Bien sûr, le camp d’en face affiche également ses désaccords, notamment sur l’évolution à donner au partenariat avec les pays d’Afrique, des Caraïbes et du Pacifique (ACP) après l’expiration des accords de Cotonou, en 2020.

Mais tous les pays membres se sont rangés derrière l’UE lorsque celle-ci a sorti son document-cadre sur la question l’année dernière. Comme cela avait déjà été le cas à La Valette en novembre 2015 sur le dossier migratoire.

« L’intégration africaine n’est pas assez avancée pour que l’UA puisse vraiment peser sur les négociations, affirme Elissa Jobson. Tant que son financement sera assuré par les contributions extérieures, à commencer par celle de l’UE, l’idée d’un partenariat d’égal à égal reste une vue de l’esprit. » Et ce n’est pas la nouvelle dénomination du sommet, désormais organisé entre deux structures institutionnelles comparables, qui va mettre un terme à cette asymétrie.

À Abidjan, comme auparavant au Caire, à Lisbonne, à Tripoli et à Bruxelles, « l’UA va venir avec une liste de courses qu’elle va demander à l’UE de financer et cette dernière risque d’en profiter pour imposer un agenda sur lequel les pays africains n’auront aucune prise », craignent de nombreux spécialistes.

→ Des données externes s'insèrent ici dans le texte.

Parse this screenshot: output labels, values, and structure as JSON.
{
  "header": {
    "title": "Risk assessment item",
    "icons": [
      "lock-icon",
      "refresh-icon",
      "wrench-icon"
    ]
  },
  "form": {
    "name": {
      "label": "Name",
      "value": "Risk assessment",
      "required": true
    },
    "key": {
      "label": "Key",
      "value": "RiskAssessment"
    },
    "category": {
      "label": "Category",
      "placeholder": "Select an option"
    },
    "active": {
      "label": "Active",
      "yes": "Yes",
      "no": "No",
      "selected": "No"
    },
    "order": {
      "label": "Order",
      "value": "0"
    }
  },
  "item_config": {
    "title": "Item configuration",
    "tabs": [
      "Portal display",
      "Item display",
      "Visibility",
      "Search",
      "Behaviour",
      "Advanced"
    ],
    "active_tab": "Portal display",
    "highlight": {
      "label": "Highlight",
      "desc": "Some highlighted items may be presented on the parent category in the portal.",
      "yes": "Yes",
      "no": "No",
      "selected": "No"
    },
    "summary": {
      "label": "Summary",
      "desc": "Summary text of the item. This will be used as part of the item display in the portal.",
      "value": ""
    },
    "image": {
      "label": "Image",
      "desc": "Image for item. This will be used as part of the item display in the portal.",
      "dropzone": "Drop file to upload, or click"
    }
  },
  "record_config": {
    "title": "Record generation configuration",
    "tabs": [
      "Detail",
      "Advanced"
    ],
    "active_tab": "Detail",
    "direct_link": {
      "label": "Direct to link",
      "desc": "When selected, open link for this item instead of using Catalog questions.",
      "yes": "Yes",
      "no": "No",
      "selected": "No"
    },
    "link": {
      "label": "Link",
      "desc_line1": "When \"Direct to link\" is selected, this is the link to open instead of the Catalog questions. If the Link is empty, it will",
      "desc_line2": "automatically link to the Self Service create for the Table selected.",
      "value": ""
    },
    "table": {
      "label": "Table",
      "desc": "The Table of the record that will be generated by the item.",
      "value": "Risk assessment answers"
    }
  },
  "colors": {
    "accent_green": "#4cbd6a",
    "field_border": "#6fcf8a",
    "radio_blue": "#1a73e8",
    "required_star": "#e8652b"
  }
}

L’arrivée de la très attendue réforme de l’UA, confiée au chef de l’État rwandais Paul Kagame, est justement destinée à faire en sorte que l’Afrique bénéficie au mieux de ce genre de rendez-vous. Un impératif alors que le monde entier cherche, ces dernières années, à tisser des relations privilégiées avec le continent.

Une foule de rendez-vous

Comme à chaque édition du sommet, d’autres manifestations sont organisées en parallèle. Si le Forum de la société civile s’est tenu à Tunis, du 11 au 13 juillet, tous les autres rendez-vous ont lieu à Abidjan, comme cela a été le cas pour le 4e Forum de la jeunesse, accueilli du 9 au 11 octobre, ou celui des acteurs économiques et sociaux, du 16 au 17 novembre.

En attendant le 6e forum des affaires et le sommet parlementaire, dès le 27 novembre.